No need to waste time on proving the importance of text processing, I suppose. Here is an automation use case I had in mind when I started my search: sucking out all domain\login inside a block of text.
Yes, I can build my own regular expressions, and I have done that in the past. But, another use case is log file processing: SQL Server, Apache, MySQL, and such. Therefore an existing module that is easy to code, read and maintain is better than me code everything. In the end, regular expression is still going to be used, but a layer of abstraction will help productivity and maintainability.
1. How easy/difficult to learn those modules? I haven’t tried SimpleParse or NLTK yet, but I have tried pyparsing, which looks easy to pick up and the author, Paul McGuire, is very helpful. NTLK might be an overkill for what I do, at first glance.
2. What about performance? In most of my use cases, this is probably not that important, but I’ve come across comments on StackOverflow saying that pyparsing does not perform very well when text volume is large.
3. What about support and ongoing development? Like I mentioned earlier, the author behind pyparsing seems to be very active in answering questions and incorporating new ideas.
Thanks in advance for any insights and Happy New Year!
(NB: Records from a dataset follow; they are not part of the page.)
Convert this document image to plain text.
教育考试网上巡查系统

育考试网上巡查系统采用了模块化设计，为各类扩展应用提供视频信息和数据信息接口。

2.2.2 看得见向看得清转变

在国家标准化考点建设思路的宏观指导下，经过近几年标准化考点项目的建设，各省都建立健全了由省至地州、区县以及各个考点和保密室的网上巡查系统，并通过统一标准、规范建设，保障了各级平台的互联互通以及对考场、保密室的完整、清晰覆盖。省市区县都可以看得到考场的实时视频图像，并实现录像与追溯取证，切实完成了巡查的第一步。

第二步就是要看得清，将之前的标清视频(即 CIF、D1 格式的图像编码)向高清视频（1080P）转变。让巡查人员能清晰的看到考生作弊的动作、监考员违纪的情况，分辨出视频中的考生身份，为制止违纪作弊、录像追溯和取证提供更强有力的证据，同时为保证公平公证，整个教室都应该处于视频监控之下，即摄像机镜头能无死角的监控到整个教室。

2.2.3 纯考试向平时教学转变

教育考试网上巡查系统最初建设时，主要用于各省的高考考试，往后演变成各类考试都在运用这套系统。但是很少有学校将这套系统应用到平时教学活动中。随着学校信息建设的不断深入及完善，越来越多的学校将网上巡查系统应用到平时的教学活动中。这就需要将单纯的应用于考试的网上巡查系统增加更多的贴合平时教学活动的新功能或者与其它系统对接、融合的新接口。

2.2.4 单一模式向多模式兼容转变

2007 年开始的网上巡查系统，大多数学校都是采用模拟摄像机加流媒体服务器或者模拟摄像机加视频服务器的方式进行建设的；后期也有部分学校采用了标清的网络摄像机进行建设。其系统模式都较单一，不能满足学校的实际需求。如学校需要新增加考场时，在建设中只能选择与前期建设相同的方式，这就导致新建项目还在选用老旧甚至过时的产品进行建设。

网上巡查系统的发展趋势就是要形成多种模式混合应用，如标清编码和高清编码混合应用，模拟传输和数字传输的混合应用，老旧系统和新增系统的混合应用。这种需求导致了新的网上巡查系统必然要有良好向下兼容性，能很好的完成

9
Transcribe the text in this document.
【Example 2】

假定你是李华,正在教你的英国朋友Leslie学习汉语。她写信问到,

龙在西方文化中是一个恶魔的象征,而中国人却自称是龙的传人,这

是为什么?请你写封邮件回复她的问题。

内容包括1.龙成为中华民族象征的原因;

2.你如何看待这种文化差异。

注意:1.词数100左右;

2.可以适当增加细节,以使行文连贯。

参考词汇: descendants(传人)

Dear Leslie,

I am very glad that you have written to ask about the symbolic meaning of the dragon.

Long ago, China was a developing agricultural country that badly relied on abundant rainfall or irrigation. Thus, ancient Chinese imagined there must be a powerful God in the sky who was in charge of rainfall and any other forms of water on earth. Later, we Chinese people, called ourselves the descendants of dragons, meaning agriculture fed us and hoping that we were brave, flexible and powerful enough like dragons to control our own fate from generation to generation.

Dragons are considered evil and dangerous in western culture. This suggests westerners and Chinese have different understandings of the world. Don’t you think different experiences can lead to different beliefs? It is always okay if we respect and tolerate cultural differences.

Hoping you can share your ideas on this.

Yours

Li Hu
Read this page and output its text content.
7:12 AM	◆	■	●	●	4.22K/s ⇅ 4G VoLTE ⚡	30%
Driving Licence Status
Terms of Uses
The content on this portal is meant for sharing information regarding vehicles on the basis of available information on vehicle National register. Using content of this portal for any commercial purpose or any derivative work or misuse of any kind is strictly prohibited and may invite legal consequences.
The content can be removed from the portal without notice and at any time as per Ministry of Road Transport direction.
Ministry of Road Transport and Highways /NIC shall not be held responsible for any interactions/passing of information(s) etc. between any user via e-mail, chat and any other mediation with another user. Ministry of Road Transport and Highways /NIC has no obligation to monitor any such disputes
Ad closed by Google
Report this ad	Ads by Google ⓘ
PS, here are 2 solutions to get domain\login out with pyparsing that Paul helpfully provided when I asked:
from pyparsing import * grammar = Combine(Word(alphanums) + "\\" + Word(alphanums)) matches = grammar.searchString("jwfoleow fjlwowe\jfoew lwfweolwfo\jofweojw lifewijowe") for m in matches: print m ######## for toks,start,end in grammar.scanString("jwfoleow fjlwowe\jfoew lwfweolwfo\jofweojw lifewijowe"): print "%d:%d:%s" % (start,end,toks)